Acima de tudo é a experiência que estas jogadoras têm, e que as nossas ainda não têm. Lutam frequentemente por títulos, vão às fases finais do Mundial. Vão agora ter a Asian Cup, que dá apuramento para o Mundial. Esse lado ainda não temos. Estamos a criá-lo. Fizemos a estreia em Europeus, pela primeira vez chegámos ao último jogo a sonhar com a final da Algarve Cup. Este é o lado que não conseguimos recriar no treino. Temos de o viver, temos de lá estar. Dentro de campo a diferença que tínhamos para as equipas de top tem sido muito reduzida, conseguimos ser altamente competitivos. Os adversários respeitam-nos mais, e isso vê-se. Algumas pessoas perguntaram se a Austrália tinha alinhado com as suas principais figuras. E jogou! Tanto no primeiro jogo como no segundo jogo. 90 por cento era a equipa que jogará agora na Asian Cup. É o lado do respeito que conquistámos. Antigamente, contra Portugal, estas seleções optavam por rodar um pouco mais a equipa. Agora não. Sabem que a seleção de Portugal é muito competitiva, que vai criar problemas diferentes. Esse respeito também o conquistámos no plano internacional. Isso agrada-nos muito, mas também nos obriga a estar noutro patamar, leva-nos para outras fasquias, que é algo importante para o crescimento das nossas jogadoras.

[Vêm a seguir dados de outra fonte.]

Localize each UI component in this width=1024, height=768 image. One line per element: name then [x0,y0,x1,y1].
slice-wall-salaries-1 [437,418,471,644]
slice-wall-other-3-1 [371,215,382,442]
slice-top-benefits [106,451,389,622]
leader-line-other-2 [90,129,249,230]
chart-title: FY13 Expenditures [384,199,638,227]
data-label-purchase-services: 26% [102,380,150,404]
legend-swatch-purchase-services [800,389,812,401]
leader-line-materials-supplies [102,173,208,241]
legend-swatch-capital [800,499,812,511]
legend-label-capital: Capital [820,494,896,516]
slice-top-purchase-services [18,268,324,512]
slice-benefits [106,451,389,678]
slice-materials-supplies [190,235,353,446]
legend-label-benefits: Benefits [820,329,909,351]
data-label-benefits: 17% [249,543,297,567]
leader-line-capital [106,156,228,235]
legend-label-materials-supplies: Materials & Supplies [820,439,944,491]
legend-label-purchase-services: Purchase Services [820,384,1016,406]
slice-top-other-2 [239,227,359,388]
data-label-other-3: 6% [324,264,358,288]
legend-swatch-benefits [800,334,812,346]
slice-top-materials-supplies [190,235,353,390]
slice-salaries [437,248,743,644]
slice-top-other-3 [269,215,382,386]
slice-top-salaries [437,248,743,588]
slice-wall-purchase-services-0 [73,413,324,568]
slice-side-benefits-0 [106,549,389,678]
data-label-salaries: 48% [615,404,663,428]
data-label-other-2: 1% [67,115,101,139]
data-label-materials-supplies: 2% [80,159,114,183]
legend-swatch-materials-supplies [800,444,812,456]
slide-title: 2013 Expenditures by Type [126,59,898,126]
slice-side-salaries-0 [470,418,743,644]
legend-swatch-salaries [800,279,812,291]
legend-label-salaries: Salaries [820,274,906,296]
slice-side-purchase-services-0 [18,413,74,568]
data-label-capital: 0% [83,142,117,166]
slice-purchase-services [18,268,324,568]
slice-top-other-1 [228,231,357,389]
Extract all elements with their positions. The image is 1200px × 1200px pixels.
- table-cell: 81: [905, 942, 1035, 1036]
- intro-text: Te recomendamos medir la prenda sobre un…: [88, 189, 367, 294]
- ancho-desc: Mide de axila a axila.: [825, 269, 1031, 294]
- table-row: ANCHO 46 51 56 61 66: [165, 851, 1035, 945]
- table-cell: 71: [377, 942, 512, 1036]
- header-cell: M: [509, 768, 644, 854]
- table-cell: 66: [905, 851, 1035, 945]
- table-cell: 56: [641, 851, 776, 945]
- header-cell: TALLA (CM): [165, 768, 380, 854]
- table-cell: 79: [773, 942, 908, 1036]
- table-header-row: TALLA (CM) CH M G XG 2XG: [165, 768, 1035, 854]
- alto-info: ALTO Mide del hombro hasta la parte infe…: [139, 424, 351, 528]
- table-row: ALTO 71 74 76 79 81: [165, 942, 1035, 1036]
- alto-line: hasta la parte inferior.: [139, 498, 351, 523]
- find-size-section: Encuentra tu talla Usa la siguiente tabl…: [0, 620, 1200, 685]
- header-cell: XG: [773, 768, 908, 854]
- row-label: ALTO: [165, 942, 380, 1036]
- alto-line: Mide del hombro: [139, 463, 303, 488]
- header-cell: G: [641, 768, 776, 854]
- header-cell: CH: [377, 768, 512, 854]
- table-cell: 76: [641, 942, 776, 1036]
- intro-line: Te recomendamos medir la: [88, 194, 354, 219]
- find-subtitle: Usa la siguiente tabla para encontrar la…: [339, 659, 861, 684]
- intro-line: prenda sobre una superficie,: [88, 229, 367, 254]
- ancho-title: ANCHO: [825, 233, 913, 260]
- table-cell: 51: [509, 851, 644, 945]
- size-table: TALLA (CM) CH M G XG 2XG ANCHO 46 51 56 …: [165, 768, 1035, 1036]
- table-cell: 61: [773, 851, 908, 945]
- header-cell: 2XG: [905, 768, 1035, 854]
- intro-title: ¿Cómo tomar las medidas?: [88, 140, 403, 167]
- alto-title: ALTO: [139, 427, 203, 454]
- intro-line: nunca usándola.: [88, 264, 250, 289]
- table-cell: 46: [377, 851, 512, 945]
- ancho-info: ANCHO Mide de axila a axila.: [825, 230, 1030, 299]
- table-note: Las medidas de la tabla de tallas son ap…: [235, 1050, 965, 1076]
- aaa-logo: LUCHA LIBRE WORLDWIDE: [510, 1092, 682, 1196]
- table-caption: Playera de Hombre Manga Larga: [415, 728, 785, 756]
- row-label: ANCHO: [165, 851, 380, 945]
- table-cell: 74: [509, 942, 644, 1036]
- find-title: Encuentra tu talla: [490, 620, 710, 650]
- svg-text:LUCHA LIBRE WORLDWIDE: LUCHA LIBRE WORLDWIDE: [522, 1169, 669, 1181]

Que significado tiveram os festejos no final do jogo de atribuição do terceiro lugar? Esse respeito conquistado? Perceber que cada vez mais se encaram estas seleções olhos nos olhos?

Acima de tudo foi a afirmação de um grupo de jogadoras. Mais uma prova da qualidade que têm. Aquilo é muito delas, daquele grupo, da união que criaram. Temos muitas meninas do Sporting e do Sp. Braga, as duas equipas que lutam pelo título, mas no espaço da seleção não há Sporting e Sp. Braga. Nota-se que há união, que há um pensamento comum. São uma verdadeira família, como se fossem irmãs, e levam isso para o campo. E esse festejo se calhar representa a concretização do sonho de muitas jogadoras que já fizeram cinco ou seis torneios, e nunca tiveram este prazer. Assim como de outras que estão a chegar e foram imbuídas neste espirito. Foi a afirmação delas.

Portugal retoma agora a qualificação para o Mundial, com a visita à Bélgica. Em caso de derrota fica a nove pontos desta seleção, que está na segunda posição (ndr. o primeiro lugar garante a presença na fase final e os quatro melhores segundos classificação vão ao «playoff»). Embora fiquem ainda a faltar quatro jogos, é já uma final?

Sem dúvida. Queremos conquistar os três pontos. Infelizmente os dois primeiros jogos não correram bem. Tivemos uma boa prestação, nomeadamente frente à Itália, mas não se concretizou em pontos. E agora temos de ir atrás disso, porque esta equipa tem esse lado: enquanto tiver objetivos, enquanto estivermos a defender o nosso país, independentemente de ser possível ou não, tenho a certeza que esta equipa vai querer conquistar os pontos. Tem essa ambição, acredita nisso, e vai lutar por isso. Depois, em setembro, cá estaremos para fazer as contas. Mas com a certeza que, independentemente dos pontos, as jogadoras vão ter competitividade, empenho e paixão pelo nosso país.

Sente necessidade, interna ou externamente, de controlar a expectativa relativamente ao Mundial, tendo em conta que a malha de qualificação é muito apertada?

Dentro do grupo a ambição é a mesma. Sabemos desde o início que a qualificação é muito difícil, mais difícil que para o Europeu. Mas aquilo que retiramos da Algarve Cup, acima de tudo, é maior confiança. As jogadoras perceberam que são capazes de ser competitivas, seja qual for o adversário. É nisto que a jogadora portuguesa acredita neste momento, e isso permite-nos sonhar com outras coisas. Mas também nos dá maior responsabilidade, pois apesar de ainda sermos do pote 4 no sorteio, vão ter mais cuidado connosco. Não nos podemos deslumbrar. Aquilo que fizemos na Algarve Cup não dá três pontos nem nos jogos que já perdemos nem nos próximos. Essa é a mensagem que vamos passar. Mas sabemos que vamos chegar lá mais confiantes do que estávamos.